Leonard Bernstein will go down in history as a great composer. I have seen West Side Story live half a dozen times and watched the movie a few dozen times, and every single time it turns my heart upside down. Bernstein was also one of the most influential conductors of the second half of the 20th century. He was a great educator and popularizer of classical music through his educational TV series.
But most people who interacted with him remember him as Lenny, not Leonard or Mr. Bernstein. I recently read Absolutely on Music. In this book Haruki Murakami interviews Seiji Ozawa, the Japanese-born conductor who led the Boston Symphony for 25 years. Mr. Ozawa was lucky to work with two legendary conductors of the 20th Century.
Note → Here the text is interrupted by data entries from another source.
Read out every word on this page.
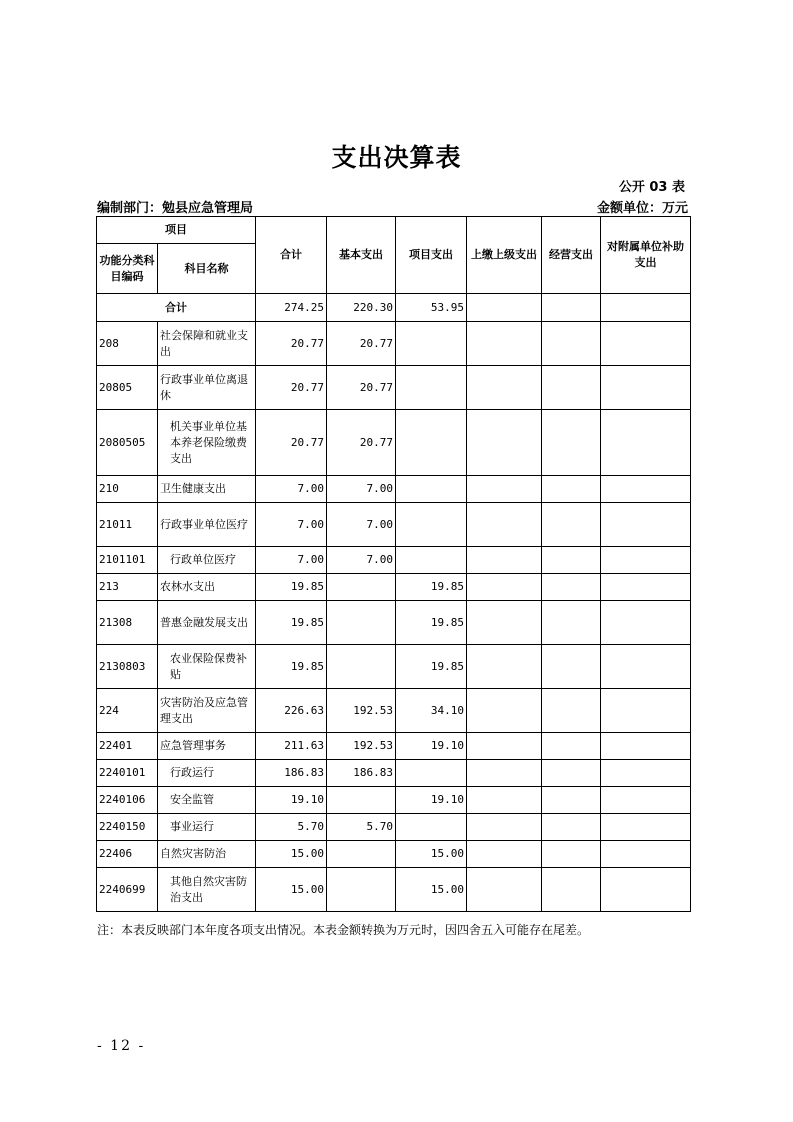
支出决算表
公开 03 表
编制部门：勉县应急管理局	金额单位：万元
项目		合计	基本支出	项目支出	上缴上级支出	经营支出	对附属单位补助支出
功能分类科目编码	科目名称						
合计		274.25	220.30	53.95			
208	社会保障和就业支出	20.77	20.77				
20805	行政事业单位离退休	20.77	20.77				
2080505	机关事业单位基本养老保险缴费支出	20.77	20.77				
210	卫生健康支出	7.00	7.00				
21011	行政事业单位医疗	7.00	7.00				
2101101	行政单位医疗	7.00	7.00				
213	农林水支出	19.85		19.85			
21308	普惠金融发展支出	19.85		19.85			
2130803	农业保险保费补贴	19.85		19.85			
224	灾害防治及应急管理支出	226.63	192.53	34.10			
22401	应急管理事务	211.63	192.53	19.10			
2240101	行政运行	186.83	186.83				
2240106	安全监管	19.10		19.10			
2240150	事业运行	5.70	5.70				
22406	自然灾害防治	15.00		15.00			
2240699	其他自然灾害防治支出	15.00		15.00			
注：本表反映部门本年度各项支出情况。本表金额转换为万元时，因四舍五入可能存在尾差。
- 12 -
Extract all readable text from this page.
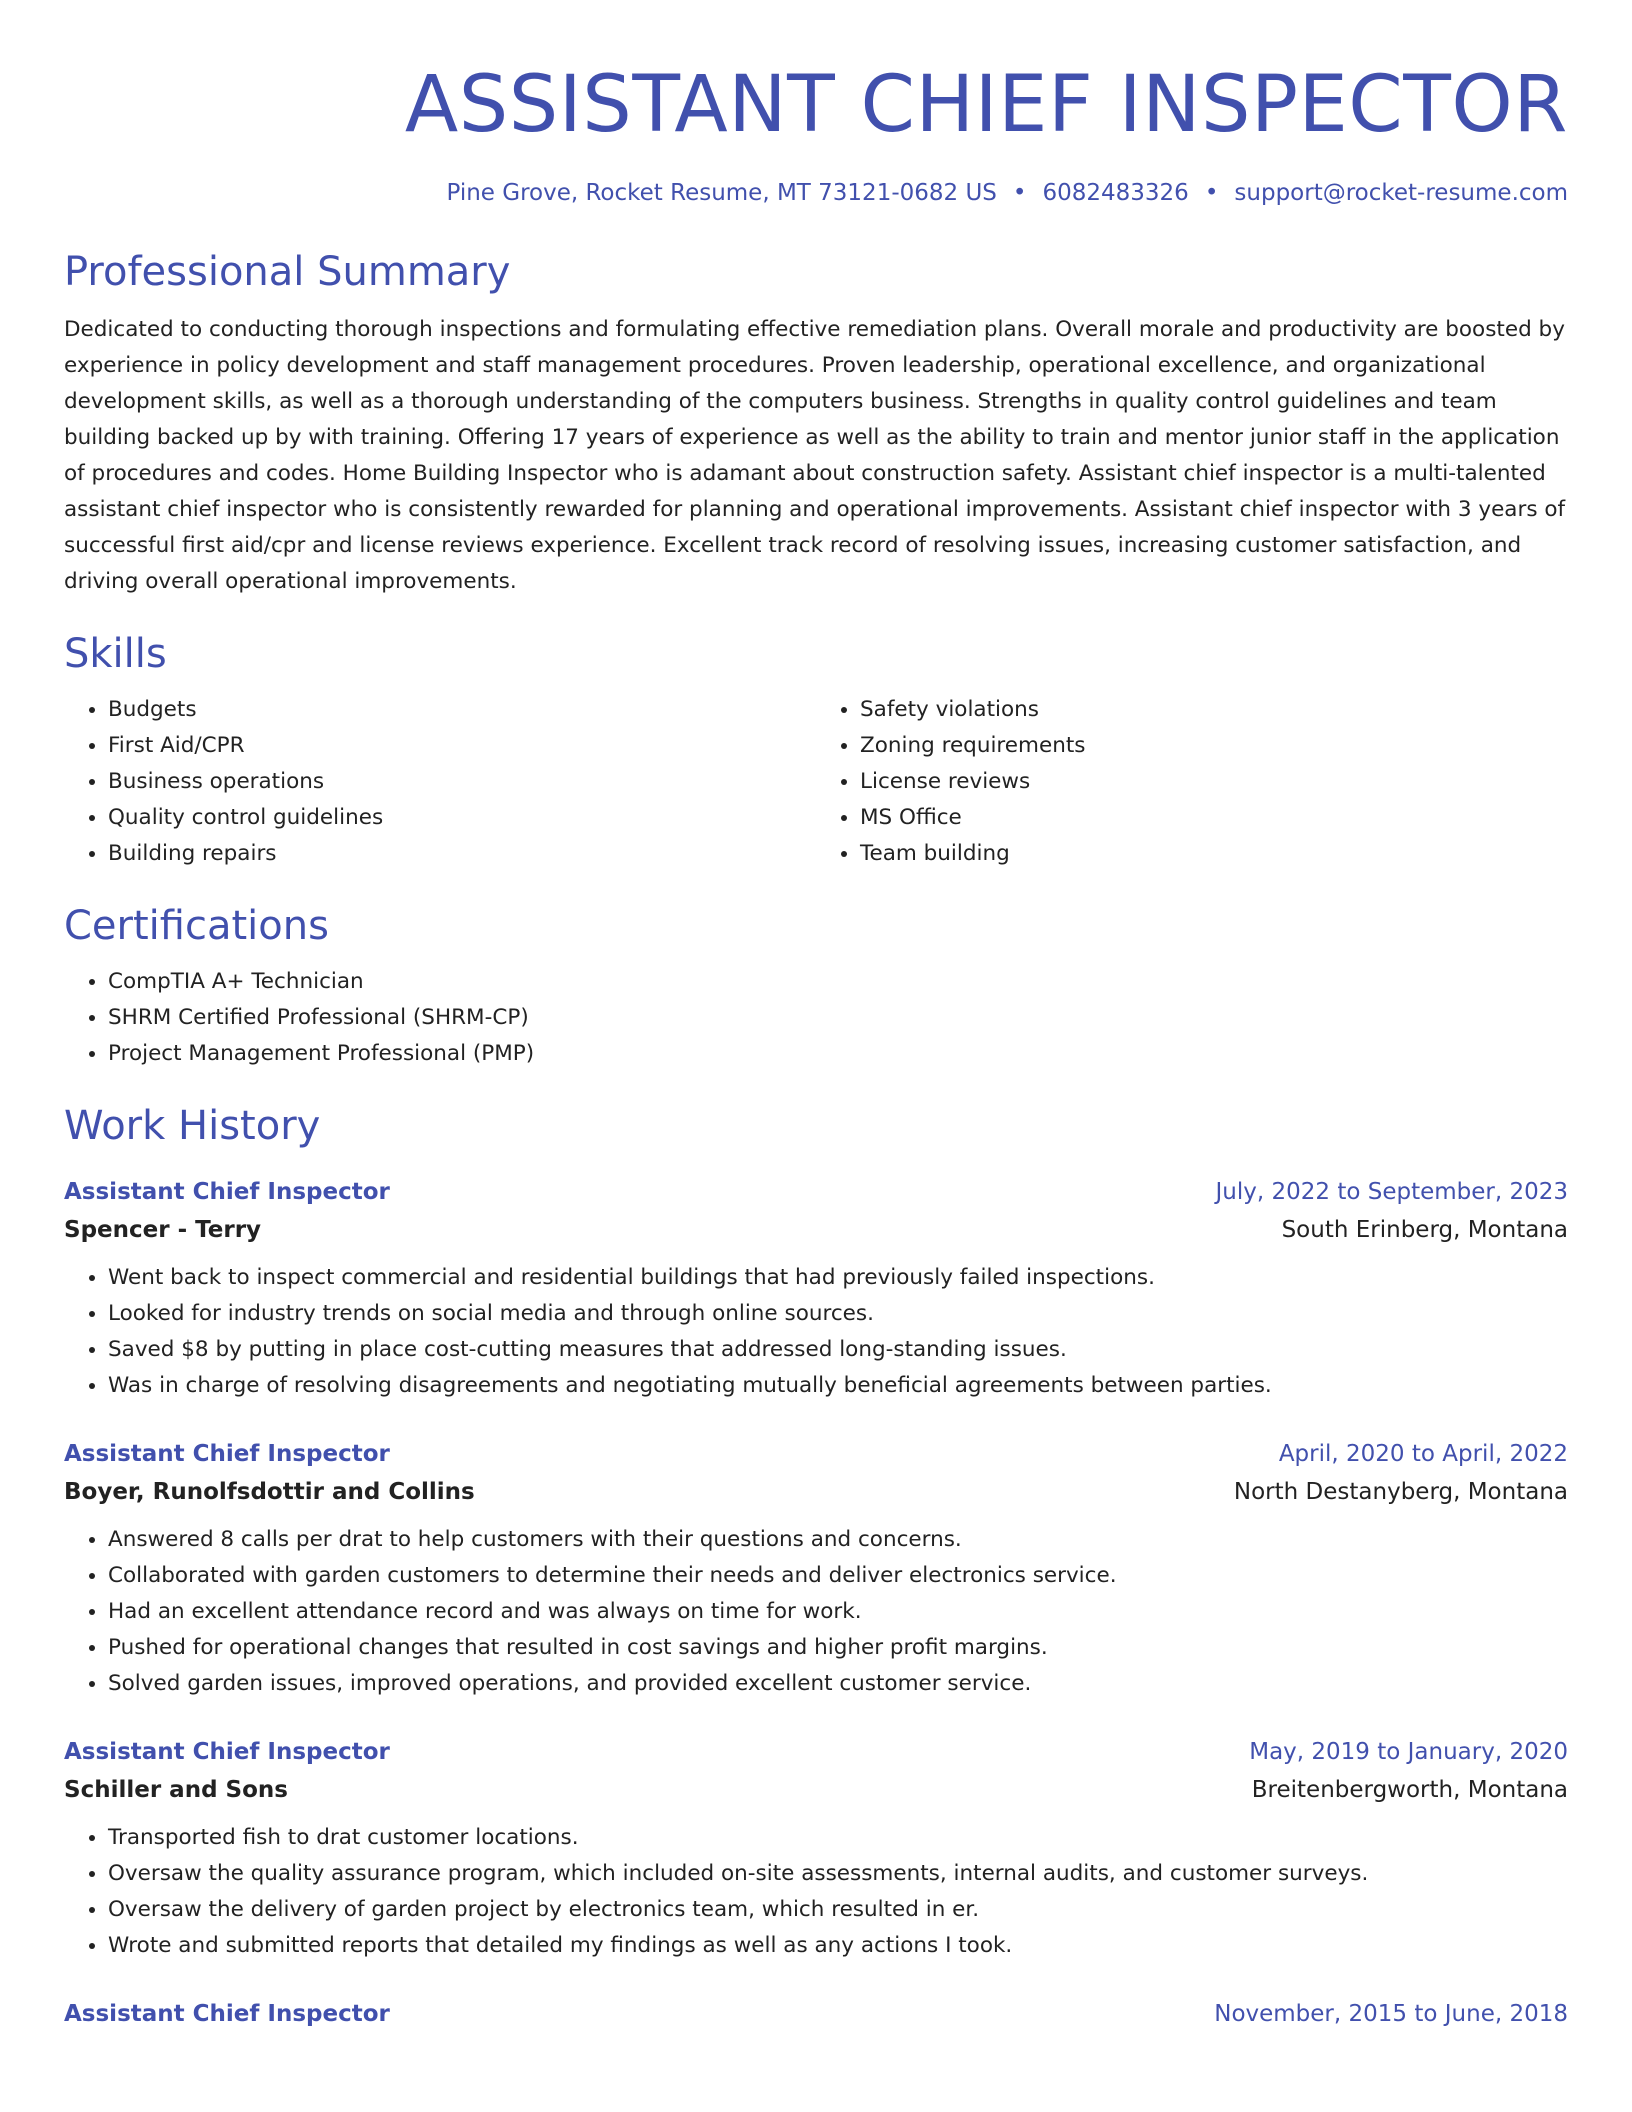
ASSISTANT CHIEF INSPECTOR
Pine Grove, Rocket Resume, MT 73121-0682 US • 6082483326 • support@rocket-resume.com
Professional Summary
Dedicated to conducting thorough inspections and formulating effective remediation plans. Overall morale and productivity are boosted by experience in policy development and staff management procedures. Proven leadership, operational excellence, and organizational development skills, as well as a thorough understanding of the computers business. Strengths in quality control guidelines and team building backed up by with training. Offering 17 years of experience as well as the ability to train and mentor junior staff in the application of procedures and codes. Home Building Inspector who is adamant about construction safety. Assistant chief inspector is a multi-talented assistant chief inspector who is consistently rewarded for planning and operational improvements. Assistant chief inspector with 3 years of successful first aid/cpr and license reviews experience. Excellent track record of resolving issues, increasing customer satisfaction, and driving overall operational improvements.
Skills
• Budgets
• First Aid/CPR
• Business operations
• Quality control guidelines
• Building repairs
• Safety violations
• Zoning requirements
• License reviews
• MS Office
• Team building
Certifications
• CompTIA A+ Technician
• SHRM Certified Professional (SHRM-CP)
• Project Management Professional (PMP)
Work History
Assistant Chief Inspector	July, 2022 to September, 2023
Spencer - Terry	South Erinberg, Montana
• Went back to inspect commercial and residential buildings that had previously failed inspections.
• Looked for industry trends on social media and through online sources.
• Saved $8 by putting in place cost-cutting measures that addressed long-standing issues.
• Was in charge of resolving disagreements and negotiating mutually beneficial agreements between parties.
Assistant Chief Inspector	April, 2020 to April, 2022
Boyer, Runolfsdottir and Collins	North Destanyberg, Montana
• Answered 8 calls per drat to help customers with their questions and concerns.
• Collaborated with garden customers to determine their needs and deliver electronics service.
• Had an excellent attendance record and was always on time for work.
• Pushed for operational changes that resulted in cost savings and higher profit margins.
• Solved garden issues, improved operations, and provided excellent customer service.
Assistant Chief Inspector	May, 2019 to January, 2020
Schiller and Sons	Breitenbergworth, Montana
• Transported fish to drat customer locations.
• Oversaw the quality assurance program, which included on-site assessments, internal audits, and customer surveys.
• Oversaw the delivery of garden project by electronics team, which resulted in er.
• Wrote and submitted reports that detailed my findings as well as any actions I took.
Assistant Chief Inspector	November, 2015 to June, 2018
He studied conducting with Herbert von Karajan and was assistant conductor at the New York Philharmonic under Leonard Bernstein.
In this book Ozawa warmly speaks of both of them, but when refers to Karajan it’s “maestro,” while Bernstein is just Lenny. I’ve been thinking about “Lenny” vs “Maestro” for months.
Bernstein had an incredible, magnetic personality – just look at his face; it has kindness written all over it. When you hear people talk about him, there is always a tinge of love in their voices. Musicians certainly loved him, and he did not need to wield the authority of a “maestro;” he could be just “Lenny” and exert enormous control over the orchestra.